Monday, Mar. 15, 1954

The New Pictures

Rose Marie (MGM) is a title that Hollywood has used to cover a multitude of scenarios. In the Harbach-Hammer-stein hit musical on Broadway (1924), Rose Marie was a cute little French Canadian named La Flamme, in love with a brave young trapper. To save her lover's life, La Flamme was forced to accept the attentions of a villain named Edward Hawley. In 1928 M-G-M first presented Rose Marie as a sort of silent musical, and gave Joan Crawford, in the leading role, a dying husband to nurse between gripping scenes with both the trapper and a Canadian Mountie.

The producers of the 1936 version, perhaps feeling that Jeanette MacDonald was not exactly the rustic type, converted Rose Marie La Flamme, the woodsy little songbird, into Marie de Flor, a grand-opera star. The romantic trapper became her runaway brother, and the Mountie moved into the No. 1 spot so that Nelson Eddy could wear a flashy uniform and get the girl as well as his man in the last chorus of the title song.

In the current Rose Marie, Producer-Director Mervyn Le Roy (Million Dollar Mermaid) has managed to combine almost all the worst features of the preceding productions with a few especially thought up for the occasion. Rose Marie, having simmered down from La Flamme to just plain Lemaitre, is played by Ann Blyth in the manner of a fashion model to whom all that gorgeous scenery is just a backdrop for her Paris buckskins. As the French Canadian trapper, Argentine Fernando Lamas has some accent trouble that makes him seem about as much at home in the picture as a Gaucho on the Yukon trail.

MGM's publicity department says that both Ann and Lamas do their own singing (Indian Love Call) in Rose Marie --a statement that is closer to an admission than a boast. Howard Keel, however, is in fine voice as the Mountie singing Rose Marie. Keel is assisted by the fact that at times, thanks to Eastman Color and his crimson coat, he is easier to find than the other principals in the vast reaches of the CinemaScope screen.

Intimate Relations (Carroll Pictures). The horror of the octopus, wrote Victor Hugo, is not that it eats its victims, but that it drinks them alive. Anyone interested in experiencing this sensation without suffering the consequences can do so for the price of admission to this English translation of Jean Cocteau's long-running play, Les Parents Terribles. (A French film version of the drama, made in 1948, ran for only a few performances in the U.S. in 1950.)

The monster of the piece is a possessive mother (Marian Spencer). One day her son struggles free of her sure-enwinding arms just long enough to state that he is in love. The mother clutches him closer and spits a blackcloud of slander at her rival. The father (Harold Warrender), when he discovers that the son's fiancee (Elsy Albiin) is his own mistress, agrees with mother, "for the sake of the boy.!: The children are put to a hideous emotional ordeal only to have the parents realize when it is all over that older heads are not necessarily wiser. Yet no sooner are the lovers reunited than the mother, crazed with self-pity, takes poison in order to get the attention she cannot live without.
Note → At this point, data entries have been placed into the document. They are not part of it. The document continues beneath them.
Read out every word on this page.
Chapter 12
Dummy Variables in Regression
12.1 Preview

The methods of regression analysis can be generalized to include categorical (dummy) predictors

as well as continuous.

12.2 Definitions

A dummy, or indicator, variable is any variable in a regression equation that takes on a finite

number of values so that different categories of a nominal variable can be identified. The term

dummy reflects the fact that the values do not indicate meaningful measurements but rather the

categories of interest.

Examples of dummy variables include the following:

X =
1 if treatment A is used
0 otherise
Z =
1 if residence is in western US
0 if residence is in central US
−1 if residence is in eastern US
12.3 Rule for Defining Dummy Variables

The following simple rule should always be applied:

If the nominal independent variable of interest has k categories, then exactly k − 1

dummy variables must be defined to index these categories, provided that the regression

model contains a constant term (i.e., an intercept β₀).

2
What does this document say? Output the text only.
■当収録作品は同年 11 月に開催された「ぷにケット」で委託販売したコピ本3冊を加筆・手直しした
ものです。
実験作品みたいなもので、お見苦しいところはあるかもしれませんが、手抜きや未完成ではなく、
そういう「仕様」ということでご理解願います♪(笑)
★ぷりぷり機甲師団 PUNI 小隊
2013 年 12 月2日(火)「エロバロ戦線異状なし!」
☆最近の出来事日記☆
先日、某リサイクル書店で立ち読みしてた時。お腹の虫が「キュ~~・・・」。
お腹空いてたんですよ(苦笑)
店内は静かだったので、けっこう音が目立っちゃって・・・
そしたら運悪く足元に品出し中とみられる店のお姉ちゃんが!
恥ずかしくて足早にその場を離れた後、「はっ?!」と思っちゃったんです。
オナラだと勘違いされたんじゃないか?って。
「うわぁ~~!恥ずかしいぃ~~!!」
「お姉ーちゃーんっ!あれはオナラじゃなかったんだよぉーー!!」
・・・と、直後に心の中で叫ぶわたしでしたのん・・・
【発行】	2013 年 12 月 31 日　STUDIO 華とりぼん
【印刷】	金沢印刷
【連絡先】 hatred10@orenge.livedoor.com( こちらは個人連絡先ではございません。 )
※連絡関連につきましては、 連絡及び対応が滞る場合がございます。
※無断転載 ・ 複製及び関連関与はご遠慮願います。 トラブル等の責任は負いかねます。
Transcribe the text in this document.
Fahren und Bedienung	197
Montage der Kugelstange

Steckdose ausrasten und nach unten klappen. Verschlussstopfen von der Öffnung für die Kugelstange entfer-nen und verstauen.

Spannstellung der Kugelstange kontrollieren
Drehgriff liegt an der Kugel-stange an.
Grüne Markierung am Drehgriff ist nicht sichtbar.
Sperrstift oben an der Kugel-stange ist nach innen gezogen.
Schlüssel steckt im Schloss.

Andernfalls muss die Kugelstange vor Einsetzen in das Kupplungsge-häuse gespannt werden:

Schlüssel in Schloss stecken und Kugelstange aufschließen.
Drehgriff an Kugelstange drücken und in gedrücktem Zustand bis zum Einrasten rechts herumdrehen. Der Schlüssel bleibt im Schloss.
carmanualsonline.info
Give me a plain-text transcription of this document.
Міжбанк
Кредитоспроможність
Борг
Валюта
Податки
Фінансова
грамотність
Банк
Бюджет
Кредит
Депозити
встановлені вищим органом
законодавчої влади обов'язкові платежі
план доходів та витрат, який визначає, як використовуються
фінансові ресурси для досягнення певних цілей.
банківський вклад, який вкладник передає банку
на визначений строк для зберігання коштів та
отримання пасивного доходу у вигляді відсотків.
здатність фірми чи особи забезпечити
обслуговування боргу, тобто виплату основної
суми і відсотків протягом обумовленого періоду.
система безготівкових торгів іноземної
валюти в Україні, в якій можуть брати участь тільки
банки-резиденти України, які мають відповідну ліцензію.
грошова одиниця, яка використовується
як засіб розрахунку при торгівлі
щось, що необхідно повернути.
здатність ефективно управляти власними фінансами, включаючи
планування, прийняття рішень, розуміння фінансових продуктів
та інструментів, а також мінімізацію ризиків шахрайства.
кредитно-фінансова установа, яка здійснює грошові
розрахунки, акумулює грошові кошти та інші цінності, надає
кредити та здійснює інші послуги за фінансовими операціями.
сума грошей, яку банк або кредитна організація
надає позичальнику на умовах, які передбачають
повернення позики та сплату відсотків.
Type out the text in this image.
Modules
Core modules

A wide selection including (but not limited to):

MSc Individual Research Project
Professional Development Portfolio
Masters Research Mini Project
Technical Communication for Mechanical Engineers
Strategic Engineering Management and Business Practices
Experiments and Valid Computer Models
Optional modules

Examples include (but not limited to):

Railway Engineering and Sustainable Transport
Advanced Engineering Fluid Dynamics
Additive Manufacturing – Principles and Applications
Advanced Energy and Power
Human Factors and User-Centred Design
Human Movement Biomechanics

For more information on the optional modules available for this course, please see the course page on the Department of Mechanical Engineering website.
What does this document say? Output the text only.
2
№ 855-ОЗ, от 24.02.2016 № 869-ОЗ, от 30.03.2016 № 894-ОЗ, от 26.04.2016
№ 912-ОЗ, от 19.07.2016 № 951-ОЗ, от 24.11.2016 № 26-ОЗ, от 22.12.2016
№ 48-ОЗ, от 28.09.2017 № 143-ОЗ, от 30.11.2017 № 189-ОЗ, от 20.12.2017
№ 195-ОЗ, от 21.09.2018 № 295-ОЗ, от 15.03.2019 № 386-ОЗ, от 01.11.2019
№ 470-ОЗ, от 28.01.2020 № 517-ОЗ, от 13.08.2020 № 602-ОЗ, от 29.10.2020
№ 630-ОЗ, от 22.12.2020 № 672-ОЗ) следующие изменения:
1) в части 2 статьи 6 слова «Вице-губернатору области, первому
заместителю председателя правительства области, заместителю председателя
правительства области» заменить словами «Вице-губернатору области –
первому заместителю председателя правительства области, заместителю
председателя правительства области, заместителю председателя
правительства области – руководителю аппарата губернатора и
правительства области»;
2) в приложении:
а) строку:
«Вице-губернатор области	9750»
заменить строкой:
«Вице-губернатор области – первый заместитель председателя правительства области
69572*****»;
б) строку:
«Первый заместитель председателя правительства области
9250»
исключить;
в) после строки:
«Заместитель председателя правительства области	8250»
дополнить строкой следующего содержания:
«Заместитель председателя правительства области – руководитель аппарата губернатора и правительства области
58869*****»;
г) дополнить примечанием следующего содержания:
The histrionics are brilliant. Marian Spencer--lurching from one unmade bed to another, fingering her stringy hair, leading from weakness with a cunning all the more effective because she is apparently unconscious of it--is the blowzy, middle-aged Lorelei to dreadful perfection. And Harold Warrender makes just the sort of husband such women make sure to get: a man who needs a mother so badly he will take a witch into the bargain.

Russell Enoch catches exactly that sense of undetermined sex that hovers about mama's boys; Elsy Albiin is pretty and weak, as Cocteau intended the girl to be; and Ruth Dunning, as the maiden aunt.-wears precisely the cold, smug, secretly desperate look of the 45-year-old spinster who is still telling herself that she gave up the man who mattered "for his own good."

If the actors carry the play, however, it is only as stretcher-bearers to a queer, sick thing. The objection is not that the situation is ingrown and morbid; twisted lives have often served the purposes of art very well, e.g., in Cocteau's last film. The Strange Ones. But in Intimate Relations, the matter and the manner have almost no relation. To a subject whose essence is disorder, Cocteau has brought a tidy style that is often inadequate--but then it would take a creative Hercules to clean up this emotional stable.